A separate MEK facility in Japan shut operations from mid-September to October to conduct maintenance at its tanks and berths, market sources said.
“We believe that prices will continue to rise because the supply will still be tight… The three major producers in Japan have scheduled for turnarounds next year,” a northeast Asian producer said.
These are Idemitsu Kosan, Maruzen Petrochemical and Tonen Chemical, but details on maintenance schedules in 2014 are not yet clear.
In China, local MEK producers have been focusing on catering to the more buoyant domestic market, where prices are also being propelled higher by tight supply.
Qingdao Siyuan Chemical reduced the run rate at its 80,000 tonne/year MEK unit in Shandong province to 80-90% from 100% previously, as supply of raw material to the plant was affected following the explosion at an oil pipeline in Qingdao on 22 November, according to a company source.
The production cut was implemented in late November, according to market sources.
No date was given on when the MEK unit can resume full run rates.
Qingdao Siyuan Chemical is a subsidiary of Qixiang Petrochemical Industry Group.
“I think China is unlikely to export until Q2 [second quarter] in 2014, based on its current domestic demand… Import prices will continue to be firm in Q1 [the first quarter],” a trader said.

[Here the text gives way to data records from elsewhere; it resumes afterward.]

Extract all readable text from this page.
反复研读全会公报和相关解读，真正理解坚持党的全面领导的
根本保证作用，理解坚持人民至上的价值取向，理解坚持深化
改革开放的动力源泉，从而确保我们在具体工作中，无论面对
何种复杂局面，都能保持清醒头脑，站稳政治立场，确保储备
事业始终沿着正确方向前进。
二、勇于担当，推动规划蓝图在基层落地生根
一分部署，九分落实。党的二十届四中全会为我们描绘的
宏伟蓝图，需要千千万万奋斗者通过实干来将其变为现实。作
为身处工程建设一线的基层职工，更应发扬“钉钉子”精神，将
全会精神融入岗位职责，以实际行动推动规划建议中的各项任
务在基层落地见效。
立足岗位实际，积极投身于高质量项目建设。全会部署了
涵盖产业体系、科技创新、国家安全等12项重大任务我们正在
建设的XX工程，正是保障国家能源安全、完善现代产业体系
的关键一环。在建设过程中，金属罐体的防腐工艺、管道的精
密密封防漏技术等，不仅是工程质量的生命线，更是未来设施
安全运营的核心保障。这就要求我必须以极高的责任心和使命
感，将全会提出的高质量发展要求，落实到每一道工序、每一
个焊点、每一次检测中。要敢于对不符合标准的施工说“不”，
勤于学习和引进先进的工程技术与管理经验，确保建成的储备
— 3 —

In Taiwan, Tasco Chemical Corp has halted spot MEK exports since October, a company source said, adding that this was done to cater to increased requirements from contract customers.
Its 60,000 tonne/year plant in Kaohsiung has been running at full capacity, the company source said, contrary to what market players are saying – that the plant may be running at reduced capacity on feedstock shortage.
Tasco Chemical is the sole MEK producer in Taiwan.
Hopes for MEK price stability hinge on a new 40,000 tonne/year plant in China that is due to start commercial operations by the end of the month, market sources said.
The plant, which is jointly owned by South Korea's Isu Chemical and China-based Dong Ming Petrochemical, is expected to export around 60% of its output to South Korea, with the remainder to be sold in the Chinese domestic market.
Details as to when MEK exports from the plant can begin were not immediately available.
“Even as the joint venture begins exports, the buyers would need to ascertain the product quality. If [the quality] unsatisfactory, the prices of other MEK cargoes will still continue to be high,” a southeast Asian trader said.